Nothing
#' Fits a Random Forest of Interactions Trees
## usethis namespace: start
#' @useDynLib CERFIT, .registration = TRUE
## usethis namespace: end
## usethis namespace: start
#' @importFrom Rcpp sourceCpp
## usethis namespace: end
#' @importFrom partykit partysplit
#' @importFrom partykit party
#' @importFrom partykit partynode
#' @importFrom partykit kidids_split
#' @importFrom partykit nodeids
#' @importFrom partykit fitted_node
#' @importFrom partykit as.constparty
#' @importFrom partykit nodeapply
#' @importFrom partykit split_node
#' @importFrom partykit info_node
#' @importFrom grid depth
#' @importFrom stats complete.cases
#' @importFrom stats terms
#' @description Estimates an observations individualized treatment effect for RCT
#' and observational data. Treatment can be an binary, categorical, ordered, or continuous
#' variable. Currently if response is binary useRes must be set equal to TRUE.
#' @param formula Formula to build CERFIT. Categorical predictors must be listed as a factor. e.g., Y ~ x1 + x2 | treatment
#' @param data Data to grow a tree.
#' @param ntrees Number of Trees to grow
#' @param subset A logical vector that controls what observations are used to grow the forest.
#' The default value will use the entire dataframe
#' @param search Method to search through candidate splits
#' @param method For observational study data, method="observational";for randomized study data, method="RCT".
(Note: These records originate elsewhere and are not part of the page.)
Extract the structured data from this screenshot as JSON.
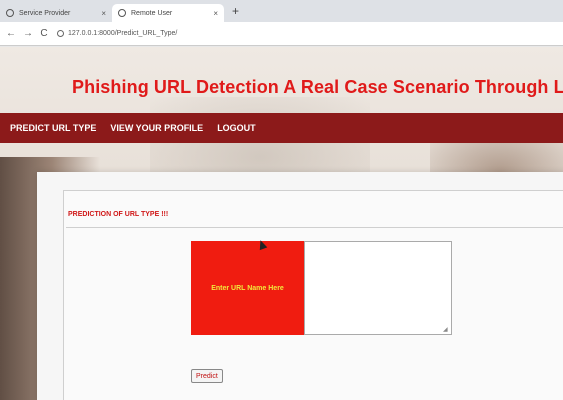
{
  "browser": {
    "tabs": [
      {
        "label": "Service Provider",
        "close": "×"
      },
      {
        "label": "Remote User",
        "close": "×"
      }
    ],
    "new_tab": "+",
    "back": "←",
    "forward": "→",
    "reload": "C",
    "url": "127.0.0.1:8000/Predict_URL_Type/"
  },
  "site": {
    "title": "Phishing URL Detection A Real Case Scenario Through Login URLs",
    "nav": [
      "PREDICT URL TYPE",
      "VIEW YOUR PROFILE",
      "LOGOUT"
    ]
  },
  "form": {
    "section_title": "PREDICTION OF URL TYPE !!!",
    "url_label": "Enter URL Name Here",
    "url_value": "",
    "predict_button": "Predict"
  },
  "colors": {
    "accent": "#e01a1a",
    "nav_bg": "#8c1a1a",
    "label_bg": "#f01c10",
    "label_text": "#f2e83a"
  }
}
#' @param PropForm Method to estimate propensity score
#' @param split Impurity measure splitting statistic
#' @param mtry Number of variables to consider at each split
#' @param nsplit Number of cut points selected
#' @param nsplit.random Logical: indicates if process to select cut points are random
#' @param minsplit Number of observations required to continue growing tree
#' @param minbucket Number of observations required in each child node
#' @param maxdepth Maximum depth of tree
#' @param a Sigmoid approximation variable (for "sss" which is still under development)
#' @param sampleMethod Method to sample learning sample. Default is bootstrap. Subsample
#' takes a subsample of the original data. SubsamplebyID samples by an ID column and
#' uses all observations that have that ID. allData uses the entire data set
#' for every tree.
#' @param useRes Logical indicator if you want to fit the CERFIT model to
#' the residuals from a linear model
#' @param scale.y Logical, standardize y when creating splits (For "sss" to increase stability)
#' @return Returns a fitted CERFIT object which is a list with the following elements
#' \itemize{
#' \item RandFor: The Random forest of interaction trees
#' \item trt.type: A string containing the treatment type of the data used to fit the model.
#' Cant be binary, multiple, ordered or continuous.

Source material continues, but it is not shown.